C’è una data importante da ricordare: 21 giugno 1989. Quel giorno viene sventato all’Addaura un attentato contro il giudice Falcone.

«Se Emanuele ha potuto o meno essere utile per evitare la strage? Non ho elementi validi per affermarlo. Aveva una sua carriera in polizia, che poi lasciò di colpo. Aveva preso parte al gruppo sportivo di lotta libera, poi aveva fatto la scorta a Pertini e poi era finito alla Criminalpol con De Gennaro, di cui aveva un’idea assolutamente negativa. Secondo gli esecutori materiali è stato ucciso perché era alla ricerca di latitanti».

 

Ma questa motivazione, la ricerca di latitanti, cozza con il depistaggio. Perché depistare?

«I mafiosi sono stati impiegati come subappaltatori, come esecutori apparenti».

 

Suo fratello cominciò ad indagare sulla morte del collega Agostino, ucciso qualche mese prima.

«C’è stata una riunione, dove risulta che lui ha dato degli indizi sull’omicidio».

 

C’è una frase riferita da suo fratello Emanuele all’altro suo fratello Gianmarco: «In quell’attentato (Addaura,nda) c’entra la polizia».

«Abbiamo due visioni completamente diverse. Quando passano gli anni si possono fondere i pensieri con qualcosa che si ricordava».

 

Quindi non è d’accordo su questa affermazione?

«Tutto può essere, in un’ottica di dinamiche di caratura internazionale».

 

Dove è stato ucciso Emanuele?

«A Capaci, poco distante dal luogo della strage, nei pressi della torretta dove erano presenti i rappresentanti di Cosa nostra».

 

Tra gli esecutori materiali c’è un certo Troia Erasmo, assolto in Cassazione per un vizio procedurale nel procedimento di estradizione dal Canada.
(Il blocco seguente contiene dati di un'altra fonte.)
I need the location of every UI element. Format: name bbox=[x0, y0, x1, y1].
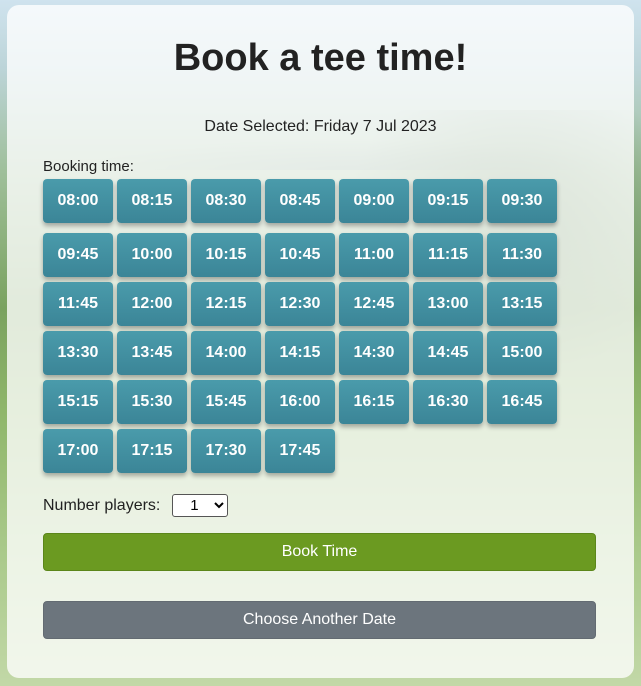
time-slot-button[interactable]: 09:45 bbox=[43, 233, 113, 277]
time-slot-button[interactable]: 12:15 bbox=[191, 282, 261, 326]
time-slot-button[interactable]: 17:00 bbox=[43, 429, 113, 473]
time-slot-button[interactable]: 14:30 bbox=[339, 331, 409, 375]
time-slot-button[interactable]: 12:30 bbox=[265, 282, 335, 326]
time-slot-button[interactable]: 15:45 bbox=[191, 380, 261, 424]
time-slot-button[interactable]: 13:15 bbox=[487, 282, 557, 326]
time-slot-button[interactable]: 11:45 bbox=[43, 282, 113, 326]
time-slot-button[interactable]: 15:00 bbox=[487, 331, 557, 375]
time-slot-button[interactable]: 08:30 bbox=[191, 179, 261, 223]
time-slot-button[interactable]: 10:00 bbox=[117, 233, 187, 277]
time-slot-grid: 08:00 08:15 08:30 08:45 09:00 09:15 09:30 09:45… bbox=[43, 179, 563, 478]
time-slot-button[interactable]: 14:45 bbox=[413, 331, 483, 375]
time-slot-button[interactable]: 15:30 bbox=[117, 380, 187, 424]
time-slot-button[interactable]: 13:00 bbox=[413, 282, 483, 326]
time-slot-button[interactable]: 17:45 bbox=[265, 429, 335, 473]
time-slot-button[interactable]: 12:45 bbox=[339, 282, 409, 326]
time-slot-button[interactable]: 16:15 bbox=[339, 380, 409, 424]
time-slot-button[interactable]: 17:15 bbox=[117, 429, 187, 473]
time-slot-button[interactable]: 16:30 bbox=[413, 380, 483, 424]
booking-card: Book a tee time! Date Selected: Friday 7… bbox=[7, 5, 634, 678]
time-slot-button[interactable]: 08:15 bbox=[117, 179, 187, 223]
players-select[interactable]: 1 bbox=[172, 494, 229, 517]
page-title: Book a tee time! bbox=[173, 37, 468, 79]
time-slot-button[interactable]: 10:15 bbox=[191, 233, 261, 277]
time-slot-button[interactable]: 12:00 bbox=[117, 282, 187, 326]
time-slot-button[interactable]: 11:00 bbox=[339, 233, 409, 277]
book-time-button[interactable]: Book Time bbox=[43, 533, 596, 571]
time-slot-button[interactable]: 10:45 bbox=[265, 233, 335, 277]
time-slot-button[interactable]: 11:30 bbox=[487, 233, 557, 277]
time-slot-button[interactable]: 09:30 bbox=[487, 179, 557, 223]
time-slot-button[interactable]: 08:45 bbox=[265, 179, 335, 223]
time-slot-button[interactable]: 11:15 bbox=[413, 233, 483, 277]
time-slot-button[interactable]: 08:00 bbox=[43, 179, 113, 223]
time-slot-button[interactable]: 09:00 bbox=[339, 179, 409, 223]
time-slot-button[interactable]: 17:30 bbox=[191, 429, 261, 473]
time-slot-button[interactable]: 13:45 bbox=[117, 331, 187, 375]
time-slot-button[interactable]: 16:00 bbox=[265, 380, 335, 424]
booking-time-label: Booking time: bbox=[43, 158, 134, 175]
players-row: Number players: 1 bbox=[43, 494, 229, 517]
time-slot-button[interactable]: 09:15 bbox=[413, 179, 483, 223]
time-slot-button[interactable]: 13:30 bbox=[43, 331, 113, 375]
time-slot-button[interactable]: 14:00 bbox=[191, 331, 261, 375]
date-selected: Date Selected: Friday 7 Jul 2023 bbox=[204, 118, 437, 135]
time-slot-button[interactable]: 16:45 bbox=[487, 380, 557, 424]
choose-another-date-button[interactable]: Choose Another Date bbox=[43, 601, 596, 639]
time-slot-button[interactable]: 15:15 bbox=[43, 380, 113, 424]
time-slot-button[interactable]: 14:15 bbox=[265, 331, 335, 375]
players-label: Number players: bbox=[43, 496, 161, 514]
Che fine ha fatto questo soggetto?

«Fu arrestato in Canada, quando fu emesso il decreto di estradizione gli fu contestato un omicidio e dimenticarono di contestare l’omicidio di Emanuele Piazza. È stato fin dall’inizio presente al processo, è stato condannato in primo grado e in appello. Poi in Cassazione, per questo vizio procedurale, è stato assolto. Oggi dovrebbe essere a piede libero».

 

Gli esecutori materiali sono stati arrestati e condannati. Per i mandanti, secondo lei, dobbiamo aspettare ancora molto?

«Non c’è più niente da fare. Il sistema non è idoneo, non è pronto per arrivare ad un livello superiore. Noi viviamo di verità apparente, legata alla semplicità dei fatti. In tutti gli omicidi eccellenti i mandanti restano sempre oscuri. In tante occasioni la Sicilia è stata utilizzata per eliminare personaggi scomodi. Nella relazione di minoranza sulla mafia, della Commissione Antimafia del ’76, è evidente che quando c’è stato lo sbarco degli americani ci si è avvalsi del gangsterismo italo-americano, una forma di legame profondo. Considero la mafia un unicum, uno Stato nello Stato. I depistaggi di Stato ci sono solo nelle vicende di mafia. La mafia è dentro il sistema».

 

Come è cambiata la sua vita dopo la morte di suo fratello?

«Sono vicende che si ripercuotono su tutte le persone vicine alla vittima, che possono cambiare anche la prospettiva di vita. La mia visione delle Istituzioni è ancora più negativa: dovrebbero essere da esempio invece, spesso, accade che, attraverso gli uomini che le rappresentano, sono ancora peggio».